Granule cell dispersion has been quantified by measurements of the GC layer width and area at −1.8 mm from Bregma, which is close to the site of kainate injection. The average GC layer width (manually defined at three set places during image analysis, illustrated by white lines in Fig. 7B), and GC layer area (manually traced during image analysis, illustrated by the white boundary in Fig. 7B) were quantified using Zen Blue.

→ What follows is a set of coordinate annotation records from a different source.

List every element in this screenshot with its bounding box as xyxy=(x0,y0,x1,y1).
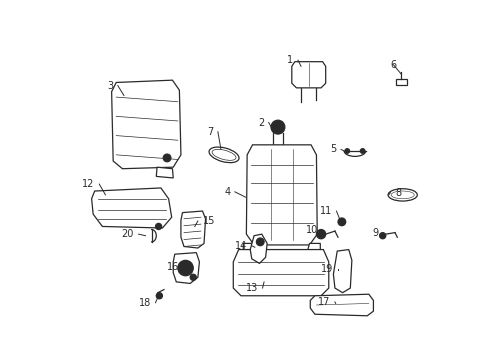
Circle shape xyxy=(156,293,162,299)
Text: 13: 13 xyxy=(245,283,257,293)
Text: 7: 7 xyxy=(206,127,213,137)
Text: 12: 12 xyxy=(82,179,95,189)
Polygon shape xyxy=(243,243,257,257)
Circle shape xyxy=(190,274,196,280)
Text: 11: 11 xyxy=(319,206,331,216)
Circle shape xyxy=(274,124,281,130)
Polygon shape xyxy=(310,294,373,316)
Ellipse shape xyxy=(209,147,239,163)
Polygon shape xyxy=(91,188,171,228)
Polygon shape xyxy=(173,253,199,283)
Polygon shape xyxy=(111,80,181,169)
Circle shape xyxy=(270,120,285,134)
Polygon shape xyxy=(233,249,328,296)
Text: 9: 9 xyxy=(371,228,377,238)
Text: 3: 3 xyxy=(107,81,113,91)
Text: 16: 16 xyxy=(167,261,179,271)
Circle shape xyxy=(256,238,264,246)
Polygon shape xyxy=(291,62,325,88)
Circle shape xyxy=(163,154,171,162)
Circle shape xyxy=(319,233,322,236)
Text: 10: 10 xyxy=(305,225,317,235)
Polygon shape xyxy=(246,145,317,245)
Polygon shape xyxy=(250,234,266,264)
Text: 2: 2 xyxy=(257,117,264,127)
Text: 5: 5 xyxy=(329,144,336,154)
Circle shape xyxy=(155,223,162,230)
Text: 20: 20 xyxy=(122,229,134,239)
Text: 1: 1 xyxy=(286,55,293,65)
Text: 4: 4 xyxy=(224,187,230,197)
Text: 6: 6 xyxy=(389,60,396,70)
Circle shape xyxy=(344,149,349,153)
Polygon shape xyxy=(306,243,320,257)
Ellipse shape xyxy=(387,189,416,201)
Polygon shape xyxy=(181,211,205,248)
Text: 19: 19 xyxy=(321,264,333,274)
Ellipse shape xyxy=(212,149,236,160)
Circle shape xyxy=(337,218,345,226)
Text: 14: 14 xyxy=(234,241,246,251)
Circle shape xyxy=(316,230,325,239)
Text: 17: 17 xyxy=(317,297,329,307)
Polygon shape xyxy=(333,249,351,293)
Ellipse shape xyxy=(390,191,413,199)
Text: 8: 8 xyxy=(394,188,400,198)
Circle shape xyxy=(178,260,193,276)
Circle shape xyxy=(379,233,385,239)
Text: 18: 18 xyxy=(139,298,151,308)
Polygon shape xyxy=(156,167,173,178)
Text: 15: 15 xyxy=(202,216,214,226)
Polygon shape xyxy=(395,78,406,85)
Circle shape xyxy=(360,149,364,153)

QUANTIFICATION AND STATISTICAL ANALYSIS

Statistical analysis

For sample size calculations we used G*Power after initial experiments¹¹³. Analysis was performed using GraphPad Prism 9 (GraphPad). Data were first tested for normal distribution. Parametric data were tested by t-test when 2 groups were compared, and by ANOVA if 3 or more groups were compared. Non-parametric data were tested accordingly by Mann-Whitney test or Kruskal Wallis test. Post hoc tests were performed if analysis of variance revealed differences. The level of significance was set to p=0.05. Most data were plotted as mean ± SEM; behavior scores were plotted as median with interquartile range. EEG data were analyzed on a per animal basis and reported as the mean of electrographic seizures and seizures per recording period. To compare results across multiple studies, the mean seizure frequency of the vehicle group was normalized to zero at each respective time point, while the individual cell-transplanted and vehicle-injected animals were plotted as a percent difference in seizure frequency from the respective vehicle control group mean.

Randomization and masking

Experimenters were masked to the animals’ treatment for the entire duration of the study and subsequent data analysis. During SE induction surgeries, 2-3 mice from each group cage were chosen randomly to distribute animals across all cages for a surgical day. All mice received the same treatment and were assigned a unique identifier number after surgery. For transplantation surgeries, mice were randomly selected from the holding rack (8 single-housed cages per row, per transplantation day at least 2 cages per row were selected). Treatment group allocation was only noted on surgery sheets and on an electronic database. Access to physical sheets and the database was limited to one person not involved in the study until the study was fully completed and all data were analyzed. The EEG files did not reveal the animal number. EEG was read on a per-channel basis by researchers who were masked to the treatment and animal identifier. The code for channel/animal number was kept at Neurona and not shared with the CRO. The CRO also had no information on the scope of the study, the treatment specifics or time points that they were analyzing. In-house data review was also performed in a masked manner and EEG traces did not contain information to allow identification of the animal number or treatment group. In behavioral studies, the experimenters remained masked to treatment groups throughout the study and the testing order was either random cage selection from the housing rack or assigned by using the website random.org. All histological processing was done in a masked fashion by assigning the animals a new, coded identification prior to perfusion by a person not involved in the study. With these levels of masking in place, it was not possible to correlate EEG data with the histological analysis before all analyses were completed.